Fashion for Feminism

"We should all be feminists." Maria Grazia Chiuri for Dior SS17.

[ Spanish]

My relationship with fashion dates back to the early childhood. Dressed in floral ensembles with glittery boots of matching colours, a tiny bow decorating the bob haircut I—to the horror of my mother—had insisted on getting, I daydreamed about becoming like the empowered, stylish woman that brought me up: always immaculately dressed with pastel-coloured pantsuits, sky-high heels, and long curls framing the beautiful smile that still manages to comfort me more than anything else in the world. The early ensembles were often replaced by full-skirted dresses for special occasions; later, and more permanently, by outfits made up of cropped tops, bell-bottom jeans, and 5-inch platforms; and eventually by pussy-bow shirts, culottes, and floral Gucci slippers. As I grew, the ways I fashioned myself changed, but one thing remained constant: the sense of empowerment that I give myself with clothes.

I wouldn’t be certain of the precise moment I realised the importance of fashion in my own empowerment. It might have had something to do with my school friends praising my style as young as 11 or 12, or perhaps with the process of designing the gown I wore to my Sweet Sixteen—fifteen, actually, as is the tradition in Colombia. But by the time I left high school, it was pretty clear to me that fashion was to be my great ally in the fight for women’s empowerment, for feminism, and for my own sake.

In a highly patriarchal society, I had to see in my teens some of the women closest to me being treated as prostitutes, as rubbish, by those who claimed to love them, using their style as an explanation for such accusations. I had to hear husbands insult their wives for wearing over-the-knee boots, figure-hugging dresses, high heels. And, even worse, I had to hear women criticise others for exactly the same reasons. The skirt too short, the dress too tight, the heels too high… All of these signifiers of a moral too low.

As if the clothes made the woman. As if the thousands of years that have passed since the patriarchy formally started moralising women and relegating us to vain copies of a virgin had never passed. As if feminism had never existed in this world.
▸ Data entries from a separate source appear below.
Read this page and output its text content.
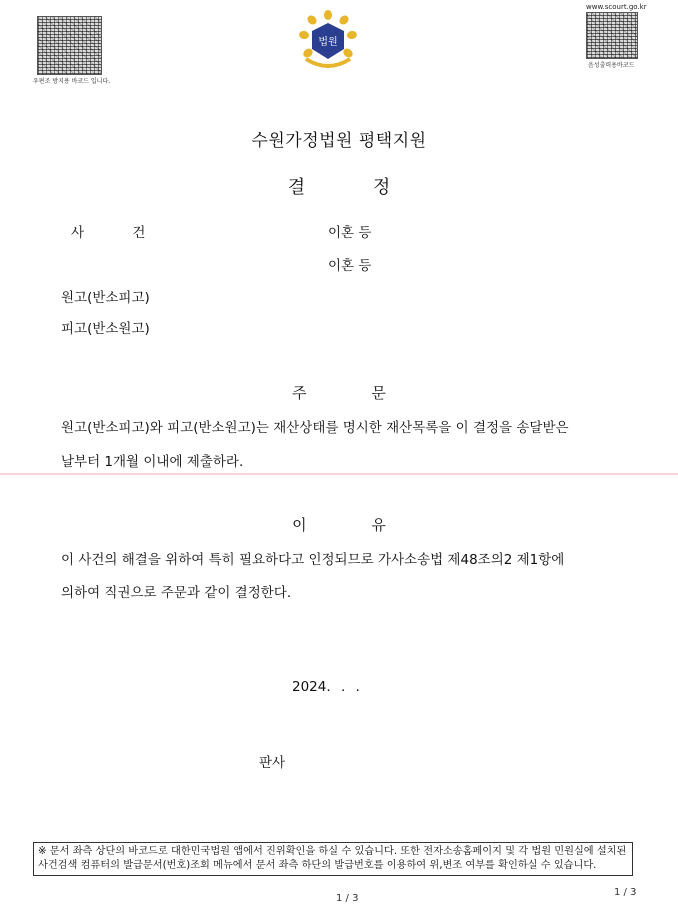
우편조 방지용 바코드 입니다.
법원
www.scourt.go.kr
음성출력용바코드
수원가정법원 평택지원
결 정
사 건	이혼 등
이혼 등
원고(반소피고)
피고(반소원고)
주 문
원고(반소피고)와 피고(반소원고)는 재산상태를 명시한 재산목록을 이 결정을 송달받은
날부터 1개월 이내에 제출하라.
이 유
이 사건의 해결을 위하여 특히 필요하다고 인정되므로 가사소송법 제48조의2 제1항에
의하여 직권으로 주문과 같이 결정한다.
2024. . .
판사
※ 문서 좌측 상단의 바코드로 대한민국법원 앱에서 진위확인을 하실 수 있습니다. 또한 전자소송홈페이지 및 각 법원 민원실에 설치된 사건검색 컴퓨터의 발급문서(번호)조회 메뉴에서 문서 좌측 하단의 발급번호를 이용하여 위,변조 여부를 확인하실 수 있습니다.
1 / 3
1 / 3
And the worst was yet to come.

When I chose to study mathematics, I realised that clothes on women are more than a measure for morals: they also reveal our intellectual capacities. Being a nicely-dressed, feminine-looking woman, I soon caught the attention of more than one professor that, based on the predominant archaic patriarchal judgement, saw no potential in my brain. I could see the look of disapproval in their faces, feel their rejection, notice their pleasure in my struggles. And, although this pushed me to stay there for longer than I should have, I finally ended up moving to greener pastures.

But one thing I learned: fashion is my tool for feminism.

The more rejection I felt, the more effort I took into dressing the feminine part: wearing dresses, carefully making up my face, blowing up my hair. Few things I enjoyed more than getting good grades while also looking great. My weekend pastime soon became seeing the confused face of young men who hit on me when they learned I was in college for mathematics; because of my looks, they usually expected something “more feminine”—whatever that may mean. And although the math word has abandoned the discourse, I still get the look—and the inappropriate comments—when I mention I’m en-route for a PhD.

It was my personal struggle with fashion—wanting to simultaneously dress well and be intelligent—what brought me to fashion studies. It is this same struggle what continues to guide my research in the history of fashion, art, and women.

Fashion is too often equated with the frivolous, fickle and irrational—characteristics that, at least from the 18th century on, have been unequivocally associated with the feminine. It is often dismissed as “unimportant, ephemeral nonsense” (in the words of Polhemus). Men and women reject it alike, for being too feminine, too superficial. Even feminists have declared war against it, for being the main reason for the subjection of women in our times.

But, I have now learned, fashion is much more than subjection or superficiality.

Take the corset, for example. For years, it was considered an overtly oppressive garment on women, not only shaping their bodies for the pleasure of the male gaze, but also impeding their movement, even displacing their internal organs, turning them into nothing more than good-looking objects to be placed inside the home. But, as Valerie Steele has argued, women also played an important role in the perpetuation of the fashion, even finding a sense of empowerment in it. Today, after centuries of re-signification, it has even become a symbol of feminist resistance (see: “Can a Corset Be Feminist?” on the NY Times).

In a time where we need to remind our governments and our societies of the importance of equality, of human rights, of the richness in diversity, we need more such symbols. We need to use fashion to subvert gender divisions, to empower ourselves—all of them, because it is not just women who suffer from patriarchal hegemony—to advance towards a new feminist rebellion. And in this new wave of feminism, complicated and contradictory as it may be, fashion is there to remind us, every single day, that feminism is more than a fad, a trending topic, a cultural phenomenon: feminism is a political movement that we need for the advancement of our societies.

And fashion, if we learn to use it as such, is feminist power.